Вера разлепила уста, шепнула обессилено:
– Ничего, мама, ничего… Христос воскресе…
– Воистину воскресе… – пролепетала ошеломлённая мать.
Улаков и Корпусов подняли почти невесомое, безвольное тело девушки и переложили на кровать.
– Ты говорить можешь? – тут же склонился к ней Ефрем Епифанович. – Что с тобой было? Кто тебя подучил? Кто к тебе приходил две недели назад? Отвечай, Карандеева!
Но девушка молчала. Её заколотило, она попыталась съёжиться и обнять себя руками. Степанида Терентьевна торопливо вытащила из шкафа одеяло, укрыла Веру, подоткнула края.
– Отстаньте, Христа ради, от неё! И так четыре месяца измывались, покою не давали, в одиночестве не оставляли, дайте ей хоть в себя прийти! – взмолилась она.
– «Неотложку» бы вызвать, – нерешительно предложил белый от страха Корпусов.
Спохватившийся Еникеев коротко кивнул.
– Беги, вызывай. Где тут ближайший телефон?
– На перекрёстке тут телефон-автомат стоит, – вспомнил Улаков. – Вроде работает.
– Иди, вызывай.
– Есть, товарищ Еникеев!
Улаков исчез. Ефрем Епифанович пододвинул к кровати стул, сел, чтобы удобнее наблюдать за состоянием Веры.
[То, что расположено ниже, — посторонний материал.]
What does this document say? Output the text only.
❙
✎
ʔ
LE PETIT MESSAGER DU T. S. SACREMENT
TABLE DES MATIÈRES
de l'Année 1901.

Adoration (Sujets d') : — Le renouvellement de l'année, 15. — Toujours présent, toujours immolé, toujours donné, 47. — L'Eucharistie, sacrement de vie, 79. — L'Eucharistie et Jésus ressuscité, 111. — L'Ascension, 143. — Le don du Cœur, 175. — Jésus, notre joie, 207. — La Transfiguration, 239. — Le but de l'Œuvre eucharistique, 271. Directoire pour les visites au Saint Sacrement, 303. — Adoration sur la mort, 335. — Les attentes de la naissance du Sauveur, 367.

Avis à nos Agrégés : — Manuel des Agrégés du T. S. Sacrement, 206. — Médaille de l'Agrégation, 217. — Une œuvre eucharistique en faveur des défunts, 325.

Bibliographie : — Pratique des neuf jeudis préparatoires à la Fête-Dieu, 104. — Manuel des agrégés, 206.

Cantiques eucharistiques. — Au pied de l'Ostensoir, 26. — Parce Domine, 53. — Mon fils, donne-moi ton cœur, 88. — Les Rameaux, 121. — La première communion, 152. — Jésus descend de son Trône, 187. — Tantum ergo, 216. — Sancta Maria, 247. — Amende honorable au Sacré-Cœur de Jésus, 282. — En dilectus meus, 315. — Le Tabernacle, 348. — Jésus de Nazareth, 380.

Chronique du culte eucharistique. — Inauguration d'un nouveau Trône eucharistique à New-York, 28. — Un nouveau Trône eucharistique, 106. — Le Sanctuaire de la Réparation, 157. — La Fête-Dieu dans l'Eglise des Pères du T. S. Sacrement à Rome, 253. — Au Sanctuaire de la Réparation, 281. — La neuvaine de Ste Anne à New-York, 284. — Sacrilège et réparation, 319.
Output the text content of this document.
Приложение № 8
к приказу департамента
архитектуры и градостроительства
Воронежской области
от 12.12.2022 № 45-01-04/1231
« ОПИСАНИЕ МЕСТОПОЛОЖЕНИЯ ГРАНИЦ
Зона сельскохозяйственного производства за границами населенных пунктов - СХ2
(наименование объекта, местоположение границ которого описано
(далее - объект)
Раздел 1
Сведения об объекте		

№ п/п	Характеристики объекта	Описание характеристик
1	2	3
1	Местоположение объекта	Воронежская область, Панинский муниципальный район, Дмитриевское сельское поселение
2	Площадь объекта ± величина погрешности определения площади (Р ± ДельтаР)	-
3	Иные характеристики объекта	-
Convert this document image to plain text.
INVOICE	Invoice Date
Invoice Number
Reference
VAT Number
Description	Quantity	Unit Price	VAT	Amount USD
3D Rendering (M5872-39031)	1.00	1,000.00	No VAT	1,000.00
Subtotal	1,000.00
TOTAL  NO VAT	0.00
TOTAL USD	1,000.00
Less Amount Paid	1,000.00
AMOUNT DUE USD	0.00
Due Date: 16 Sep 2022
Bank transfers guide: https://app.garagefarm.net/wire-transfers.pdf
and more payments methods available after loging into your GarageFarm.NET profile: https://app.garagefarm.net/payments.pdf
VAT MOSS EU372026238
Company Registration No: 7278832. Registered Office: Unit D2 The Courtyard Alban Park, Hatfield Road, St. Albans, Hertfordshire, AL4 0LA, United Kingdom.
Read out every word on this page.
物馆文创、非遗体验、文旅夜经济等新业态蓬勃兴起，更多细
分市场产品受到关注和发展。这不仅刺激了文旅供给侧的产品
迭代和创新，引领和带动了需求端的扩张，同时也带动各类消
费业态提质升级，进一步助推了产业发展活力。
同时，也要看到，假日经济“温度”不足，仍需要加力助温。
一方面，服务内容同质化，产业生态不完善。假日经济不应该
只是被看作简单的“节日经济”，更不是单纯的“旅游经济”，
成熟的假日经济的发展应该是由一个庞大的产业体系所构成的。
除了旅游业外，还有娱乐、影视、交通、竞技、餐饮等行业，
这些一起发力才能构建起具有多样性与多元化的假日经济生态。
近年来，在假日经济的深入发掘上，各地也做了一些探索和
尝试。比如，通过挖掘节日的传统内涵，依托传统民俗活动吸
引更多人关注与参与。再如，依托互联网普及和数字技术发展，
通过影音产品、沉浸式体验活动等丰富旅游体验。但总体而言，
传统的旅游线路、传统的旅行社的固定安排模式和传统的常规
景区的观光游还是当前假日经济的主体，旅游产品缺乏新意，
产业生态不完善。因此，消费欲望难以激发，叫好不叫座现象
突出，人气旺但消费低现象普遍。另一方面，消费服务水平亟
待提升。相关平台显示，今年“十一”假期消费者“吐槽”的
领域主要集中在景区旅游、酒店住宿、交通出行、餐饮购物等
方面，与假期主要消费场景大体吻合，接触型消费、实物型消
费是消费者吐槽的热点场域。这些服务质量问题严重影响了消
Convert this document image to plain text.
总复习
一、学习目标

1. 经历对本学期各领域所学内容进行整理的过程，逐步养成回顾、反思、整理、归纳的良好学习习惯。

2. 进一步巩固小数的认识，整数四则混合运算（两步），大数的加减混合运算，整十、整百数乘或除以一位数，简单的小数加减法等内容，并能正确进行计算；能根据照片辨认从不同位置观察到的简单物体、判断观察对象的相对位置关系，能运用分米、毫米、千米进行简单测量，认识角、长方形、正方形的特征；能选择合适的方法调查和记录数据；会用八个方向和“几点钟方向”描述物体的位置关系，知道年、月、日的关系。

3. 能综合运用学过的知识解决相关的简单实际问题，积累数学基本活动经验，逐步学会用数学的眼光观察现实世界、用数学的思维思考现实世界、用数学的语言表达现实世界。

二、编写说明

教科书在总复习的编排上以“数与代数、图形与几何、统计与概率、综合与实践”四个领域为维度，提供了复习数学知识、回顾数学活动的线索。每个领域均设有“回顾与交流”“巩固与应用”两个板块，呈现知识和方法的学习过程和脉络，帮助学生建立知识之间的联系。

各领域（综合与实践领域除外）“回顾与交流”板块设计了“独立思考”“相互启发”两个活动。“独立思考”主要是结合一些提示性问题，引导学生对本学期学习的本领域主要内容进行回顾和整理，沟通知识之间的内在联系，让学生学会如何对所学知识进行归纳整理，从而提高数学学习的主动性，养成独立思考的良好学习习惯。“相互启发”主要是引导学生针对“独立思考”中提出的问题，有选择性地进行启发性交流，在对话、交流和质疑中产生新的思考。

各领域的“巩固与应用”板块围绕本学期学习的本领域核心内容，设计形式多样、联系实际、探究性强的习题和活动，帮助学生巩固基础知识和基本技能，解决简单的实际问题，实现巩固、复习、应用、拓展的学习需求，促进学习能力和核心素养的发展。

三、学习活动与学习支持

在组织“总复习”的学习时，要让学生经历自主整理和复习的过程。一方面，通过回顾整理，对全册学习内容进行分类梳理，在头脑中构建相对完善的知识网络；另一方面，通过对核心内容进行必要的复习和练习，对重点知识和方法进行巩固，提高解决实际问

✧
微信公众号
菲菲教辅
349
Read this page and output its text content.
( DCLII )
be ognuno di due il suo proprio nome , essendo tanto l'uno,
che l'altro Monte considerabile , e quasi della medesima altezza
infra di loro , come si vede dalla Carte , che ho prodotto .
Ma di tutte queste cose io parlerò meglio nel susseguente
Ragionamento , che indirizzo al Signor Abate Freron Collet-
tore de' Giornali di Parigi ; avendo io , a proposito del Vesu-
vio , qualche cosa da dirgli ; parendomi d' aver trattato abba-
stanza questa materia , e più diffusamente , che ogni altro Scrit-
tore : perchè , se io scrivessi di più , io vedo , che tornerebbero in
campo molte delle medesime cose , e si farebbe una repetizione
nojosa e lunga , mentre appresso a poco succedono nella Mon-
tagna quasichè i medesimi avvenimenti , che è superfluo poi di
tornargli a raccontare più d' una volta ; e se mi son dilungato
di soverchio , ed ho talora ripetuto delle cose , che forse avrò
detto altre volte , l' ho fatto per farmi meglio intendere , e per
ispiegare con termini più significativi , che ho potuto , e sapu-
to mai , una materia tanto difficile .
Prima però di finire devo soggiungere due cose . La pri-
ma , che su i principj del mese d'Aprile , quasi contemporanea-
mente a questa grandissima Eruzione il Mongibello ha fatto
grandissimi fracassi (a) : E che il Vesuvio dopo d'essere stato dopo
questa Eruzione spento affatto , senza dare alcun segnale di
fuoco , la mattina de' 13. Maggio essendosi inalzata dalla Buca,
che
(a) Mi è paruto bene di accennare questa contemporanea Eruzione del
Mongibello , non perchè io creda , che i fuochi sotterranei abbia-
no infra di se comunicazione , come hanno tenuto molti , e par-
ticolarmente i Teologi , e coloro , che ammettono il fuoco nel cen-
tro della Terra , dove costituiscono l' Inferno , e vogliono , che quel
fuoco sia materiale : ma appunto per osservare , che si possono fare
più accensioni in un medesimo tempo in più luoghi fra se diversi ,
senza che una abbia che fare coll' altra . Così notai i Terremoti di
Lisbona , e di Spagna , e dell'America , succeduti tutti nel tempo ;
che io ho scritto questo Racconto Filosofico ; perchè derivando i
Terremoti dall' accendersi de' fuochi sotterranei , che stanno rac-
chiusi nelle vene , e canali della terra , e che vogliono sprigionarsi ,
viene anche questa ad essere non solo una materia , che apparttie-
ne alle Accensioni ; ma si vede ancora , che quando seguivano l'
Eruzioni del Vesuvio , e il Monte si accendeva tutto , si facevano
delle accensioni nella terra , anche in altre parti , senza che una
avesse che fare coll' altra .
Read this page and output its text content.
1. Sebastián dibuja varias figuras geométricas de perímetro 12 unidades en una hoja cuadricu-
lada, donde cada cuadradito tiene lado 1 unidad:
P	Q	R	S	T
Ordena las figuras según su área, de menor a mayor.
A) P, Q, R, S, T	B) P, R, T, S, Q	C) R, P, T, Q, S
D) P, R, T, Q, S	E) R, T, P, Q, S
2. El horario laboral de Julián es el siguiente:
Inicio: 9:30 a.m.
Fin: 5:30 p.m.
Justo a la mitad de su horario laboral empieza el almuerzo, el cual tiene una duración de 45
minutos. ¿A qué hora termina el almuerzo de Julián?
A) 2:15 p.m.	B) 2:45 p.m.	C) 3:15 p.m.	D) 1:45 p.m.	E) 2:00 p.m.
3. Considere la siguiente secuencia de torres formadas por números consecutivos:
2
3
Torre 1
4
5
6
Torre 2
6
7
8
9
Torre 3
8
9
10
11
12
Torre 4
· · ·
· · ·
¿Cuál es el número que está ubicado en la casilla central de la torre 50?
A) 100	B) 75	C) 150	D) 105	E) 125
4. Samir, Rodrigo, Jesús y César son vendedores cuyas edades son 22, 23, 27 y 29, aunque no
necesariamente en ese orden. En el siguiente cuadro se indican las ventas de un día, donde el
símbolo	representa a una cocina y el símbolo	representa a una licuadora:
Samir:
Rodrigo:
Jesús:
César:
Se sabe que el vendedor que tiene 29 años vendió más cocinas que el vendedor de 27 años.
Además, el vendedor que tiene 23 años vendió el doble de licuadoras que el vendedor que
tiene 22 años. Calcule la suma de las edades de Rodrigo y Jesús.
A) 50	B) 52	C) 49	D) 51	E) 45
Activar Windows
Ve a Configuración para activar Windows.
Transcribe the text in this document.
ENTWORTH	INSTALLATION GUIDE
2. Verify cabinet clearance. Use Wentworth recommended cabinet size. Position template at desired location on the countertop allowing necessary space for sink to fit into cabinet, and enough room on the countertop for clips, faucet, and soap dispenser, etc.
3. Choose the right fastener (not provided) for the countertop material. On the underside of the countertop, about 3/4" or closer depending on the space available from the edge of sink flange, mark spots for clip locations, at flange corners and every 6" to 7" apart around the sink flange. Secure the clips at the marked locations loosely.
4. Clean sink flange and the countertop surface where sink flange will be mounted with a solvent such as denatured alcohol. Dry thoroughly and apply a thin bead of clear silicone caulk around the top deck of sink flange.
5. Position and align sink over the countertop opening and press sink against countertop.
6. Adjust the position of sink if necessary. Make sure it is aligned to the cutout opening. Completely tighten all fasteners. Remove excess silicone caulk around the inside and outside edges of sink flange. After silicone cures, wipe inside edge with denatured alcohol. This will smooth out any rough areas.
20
Девушка закрыла глаза. Дрожь била её, не прекращаясь. Мать обняла её, зашептала на ухо что-то успокаивающе. Вера в ответ выдавила:
– Молись за меня, мамочка, молись, пожалуйста… Бывала я в аду… не хочу больше. Мамочка, молись, пожалуйста!
– Молюсь, доченька, Верочка, молюсь, как же! Ты ведь знаешь, что молюсь, ты видела… Верочка, как же ты жива осталась? Не ела, не пила ничего…
Еникеева тоже интересовал этот вопрос.
– Голуби меня кормили, голуби, – не открывая глаз, промолвила Вера.
– Чьи голуби, дочушь?
Мать затаила дыхание.
– Николая святителя, его голуби, он посылал от Господа. Господь-то есть, мама!
– Есть, дочушенька, есть…
Мать заплакала.
– Не плачь, мам… Главное, я поняла… ты молись, чтоб Господь меня простил.
– Помолюсь, Верочка, милая моя…– плакала мать. – А ты разве умереть собираешься?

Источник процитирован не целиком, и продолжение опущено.